Refection

Hey, All!
So, It has been two months since I wrote on my blog. One of the reasons I made my blog was not only to share my insight but to work on myself and my writing. It seems like every time I make a commitment to be consistent with my work, my sentences always begin with, ” I know it has been a while”. It really beats the whole purpose, doesn’t it? I have been struggling for a while but that I will talk about in a later post. With a lot going on I have succumbed to using my outlet again. If anyone actually reads the things that I write about, I hope that my words helps and enriches your life in some way. I have struggled in many ways, one being that I began my blog and youtube post with the right and wrong reasons in mind. If you watch my latest youtube HONESTY HOUR I talk a little about this. Yes, I wanted to share my insight but, insight about what? I was doing every and anything I could to get “viewers” or “attention” still with little effort. So, not only was I moving for the wrong reasons, I was passively moving for the wrong reasons. That was pretty much a recipe for disaster soup, yikes!
I had, to be honest, disappointed myself. I asked myself some questions that I was kinda ashamed to answer. Questions like:
What did I write when only I feel like it? Why did I expect things to magically become great with little to no effort? Why did I expect a pat on my back ever time I did what is expected of me? Did I fear success more than the fear of failure? Pretty touching self-evaluation question, right? Right.
When we reflect, it might take us a while to truly understand and acknowledge the answers to these questions. The HONEST answers!
Sometimes you realize that it is all about you. You wake up and stop trying to force things to happen. When you try to manipulate a situation to get results and it still is not working, then that is not Gods plan for you. I know, I know. I know what you might be thinking “Oh, are you saying that youtube and blogging are not Gods planned for you?” NO! That is far from the point. I have not even committed to blogging long enough to even force it! Sad, but true.
Here are the differences:
When I do what I feel in my heart that I am meant to do correctly, things will fall into place.
When I do what I feel in my heart that I am meant to do incorrectly (forcing), things will inevitably crumble. (Ex. Completing tasks with little effort and expecting wonderful results)

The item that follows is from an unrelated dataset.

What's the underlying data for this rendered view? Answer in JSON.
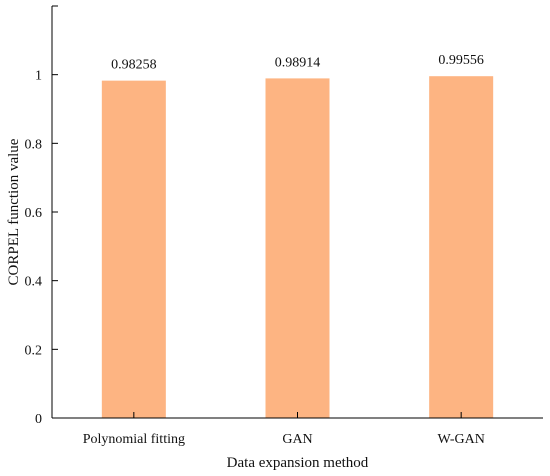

What if you do things correctly and success does not fall into place?
Three answers:
- Not yet.
- Not this.
- No (See #2)
So, what am I saying? Doing the right things, the right way and having faith for the right results. Yep, pretty much.
I have said it before and I will say it again, I want to be committed to the dang thing. You know, thinking about it now, I have always had a problem with commitment but I’ll talk about that later.
I have to say committed to my blog because this is what helps me become a better me. With or without people reading this, I will be okay because I am doing this for myself and no one else. Oh-oh, look at me finding the right reasons and whatnot.
So, henceforth, I will be posting one blog post a week about truly reflecting on myself and the things that matter to me. If for some reason I miss a week’s post, I will have two blog post to caught up on. Oh boy, this should be fun!
With love ,
MO
Writer Note: What steps are you taking to become a better you? Find something you want to change, one thing and to commit to it.